I sit up but leave my hands on him, raking my fingers down the front of his hoodie like claws. His hooded eyes stare at me and his lips are pink from where my teeth held on just a breath ago. He’s panting, trying to be good, but his eyes betray his wants as they dip and lower, guiding his thoughts to my mouth, my neck, my breasts. I roll my hips against him and he swallows, biting his fat bottom lip and letting go with a “Fuuuck.”

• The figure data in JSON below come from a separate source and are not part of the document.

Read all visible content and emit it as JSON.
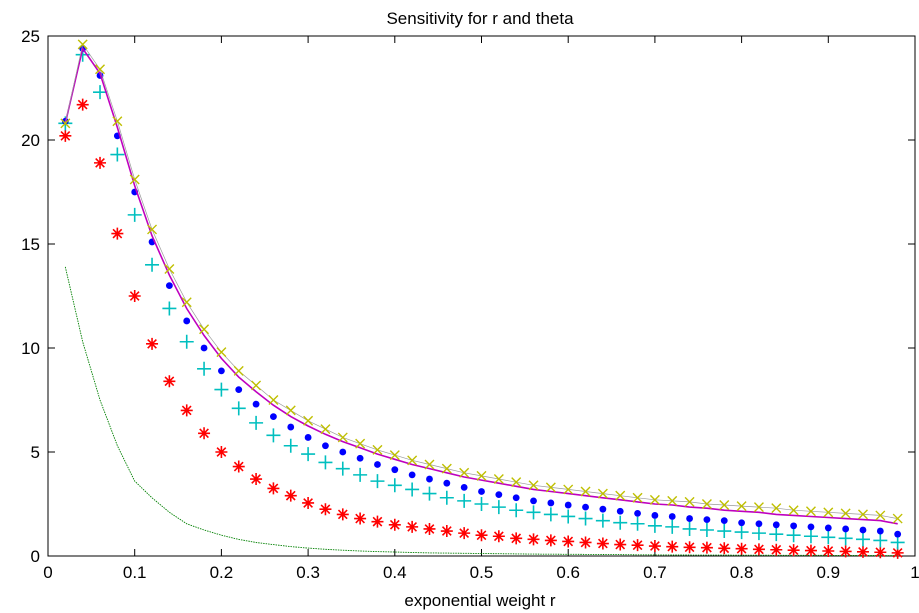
{
  "chart_data": {
    "type": "line",
    "title": "Sensitivity for r and theta",
    "xlabel": "exponential weight r",
    "ylabel": "",
    "xlim": [
      0,
      1
    ],
    "ylim": [
      0,
      25
    ],
    "grid": false,
    "legend": "none",
    "x_ticks": [
      "0",
      "0.1",
      "0.2",
      "0.3",
      "0.4",
      "0.5",
      "0.6",
      "0.7",
      "0.8",
      "0.9",
      "1"
    ],
    "y_ticks": [
      "0",
      "5",
      "10",
      "15",
      "20",
      "25"
    ],
    "x": [
      0.02,
      0.04,
      0.06,
      0.08,
      0.1,
      0.12,
      0.14,
      0.16,
      0.18,
      0.2,
      0.22,
      0.24,
      0.26,
      0.28,
      0.3,
      0.32,
      0.34,
      0.36,
      0.38,
      0.4,
      0.42,
      0.44,
      0.46,
      0.48,
      0.5,
      0.52,
      0.54,
      0.56,
      0.58,
      0.6,
      0.62,
      0.64,
      0.66,
      0.68,
      0.7,
      0.72,
      0.74,
      0.76,
      0.78,
      0.8,
      0.82,
      0.84,
      0.86,
      0.88,
      0.9,
      0.92,
      0.94,
      0.96,
      0.98
    ],
    "series": [
      {
        "style": "x-marker",
        "color": "#bfbf00",
        "values": [
          20.8,
          24.6,
          23.4,
          20.9,
          18.1,
          15.7,
          13.8,
          12.2,
          10.9,
          9.8,
          8.9,
          8.2,
          7.5,
          7.0,
          6.5,
          6.1,
          5.7,
          5.4,
          5.1,
          4.85,
          4.6,
          4.4,
          4.2,
          4.0,
          3.85,
          3.7,
          3.55,
          3.4,
          3.3,
          3.2,
          3.1,
          3.0,
          2.9,
          2.8,
          2.7,
          2.65,
          2.6,
          2.5,
          2.45,
          2.4,
          2.35,
          2.3,
          2.2,
          2.15,
          2.1,
          2.05,
          2.0,
          1.95,
          1.8
        ]
      },
      {
        "style": "line",
        "color": "#bf00bf",
        "values": [
          20.8,
          24.4,
          23.2,
          20.6,
          17.8,
          15.4,
          13.5,
          11.9,
          10.6,
          9.5,
          8.6,
          7.9,
          7.25,
          6.7,
          6.25,
          5.85,
          5.5,
          5.2,
          4.9,
          4.65,
          4.4,
          4.2,
          4.0,
          3.8,
          3.65,
          3.5,
          3.35,
          3.2,
          3.1,
          3.0,
          2.9,
          2.8,
          2.7,
          2.6,
          2.5,
          2.45,
          2.35,
          2.3,
          2.2,
          2.15,
          2.1,
          2.0,
          1.95,
          1.9,
          1.85,
          1.8,
          1.75,
          1.7,
          1.55
        ]
      },
      {
        "style": "dot-marker",
        "color": "#0000ff",
        "values": [
          20.9,
          24.4,
          23.1,
          20.2,
          17.5,
          15.1,
          13.0,
          11.3,
          10.0,
          8.9,
          8.0,
          7.3,
          6.7,
          6.2,
          5.7,
          5.3,
          5.0,
          4.7,
          4.4,
          4.15,
          3.9,
          3.7,
          3.5,
          3.3,
          3.1,
          2.95,
          2.8,
          2.65,
          2.55,
          2.45,
          2.35,
          2.25,
          2.15,
          2.05,
          1.95,
          1.9,
          1.8,
          1.75,
          1.7,
          1.6,
          1.55,
          1.5,
          1.45,
          1.4,
          1.35,
          1.3,
          1.25,
          1.2,
          1.05
        ]
      },
      {
        "style": "plus-marker",
        "color": "#00bfbf",
        "values": [
          20.8,
          24.1,
          22.3,
          19.3,
          16.4,
          14.0,
          11.9,
          10.3,
          9.0,
          8.0,
          7.1,
          6.4,
          5.8,
          5.3,
          4.9,
          4.5,
          4.2,
          3.9,
          3.6,
          3.4,
          3.2,
          3.0,
          2.8,
          2.65,
          2.5,
          2.35,
          2.2,
          2.1,
          2.0,
          1.9,
          1.8,
          1.7,
          1.6,
          1.55,
          1.45,
          1.4,
          1.3,
          1.25,
          1.2,
          1.15,
          1.1,
          1.05,
          1.0,
          0.95,
          0.9,
          0.85,
          0.8,
          0.75,
          0.65
        ]
      },
      {
        "style": "star-marker",
        "color": "#ff0000",
        "values": [
          20.2,
          21.7,
          18.9,
          15.5,
          12.5,
          10.2,
          8.4,
          7.0,
          5.9,
          5.0,
          4.3,
          3.7,
          3.25,
          2.9,
          2.55,
          2.25,
          2.0,
          1.8,
          1.65,
          1.5,
          1.4,
          1.3,
          1.2,
          1.1,
          1.0,
          0.95,
          0.85,
          0.8,
          0.75,
          0.7,
          0.65,
          0.6,
          0.55,
          0.52,
          0.48,
          0.45,
          0.42,
          0.4,
          0.37,
          0.35,
          0.32,
          0.3,
          0.28,
          0.26,
          0.24,
          0.22,
          0.2,
          0.18,
          0.15
        ]
      },
      {
        "style": "thin-line",
        "color": "#008000",
        "values": [
          13.9,
          10.3,
          7.5,
          5.3,
          3.6,
          2.8,
          2.1,
          1.55,
          1.25,
          1.0,
          0.8,
          0.65,
          0.55,
          0.45,
          0.38,
          0.32,
          0.28,
          0.24,
          0.21,
          0.19,
          0.17,
          0.15,
          0.14,
          0.13,
          0.12,
          0.11,
          0.1,
          0.09,
          0.085,
          0.08,
          0.075,
          0.07,
          0.065,
          0.06,
          0.055,
          0.05,
          0.048,
          0.045,
          0.042,
          0.04,
          0.038,
          0.036,
          0.034,
          0.032,
          0.03,
          0.028,
          0.026,
          0.024,
          0.02
        ]
      }
    ]
  }
}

I’m out of my element, guided only by what my body feels and wants. I’ve kissed boys, made out in dark corners or, when teachers weren’t looking, behind the trees surrounding the basketball court at my tiny Montessori school. I don’t want to chastely kiss Lucas like a child right now. I want to touch him, taste him, leave my mark on him so anyone who questions us knows we had this—a moment for us.
For me.
My hands wander to the bottom of his hoodie and I lift it until he helps me remove it completely, tossing it over his shoulder and into the back of the truck. He’s so very much not the boy I first met when my fingers roam along his bare skin to discover hard muscles that curve and dip. I flatten my palms against his sides and trace the proof that despite what he wants, he is disciplined in the gym and on the field. I paint my fingertips back down toward the light dusting of golden hairs that begin at his belly button and disappear under the band of his cut-off sweats.
I tug at the knotted string, easily sliding it free, but before I can touch inside, Lucas’s hands cover mine. He pulls them to his mouth, tethering them together and grazing his teeth against the inside of my left wrist with a gentle bite. He lifts my arms high then glides his hands down the length of my arms over the hard peaks of my breasts to the bottom of my work shirt, quickly rolling it up in his palms and raising it up my midriff and chest. I tilt my head up as he pulls it over my face, then take over and toss it into the truck bed where his sweatshirt now lies.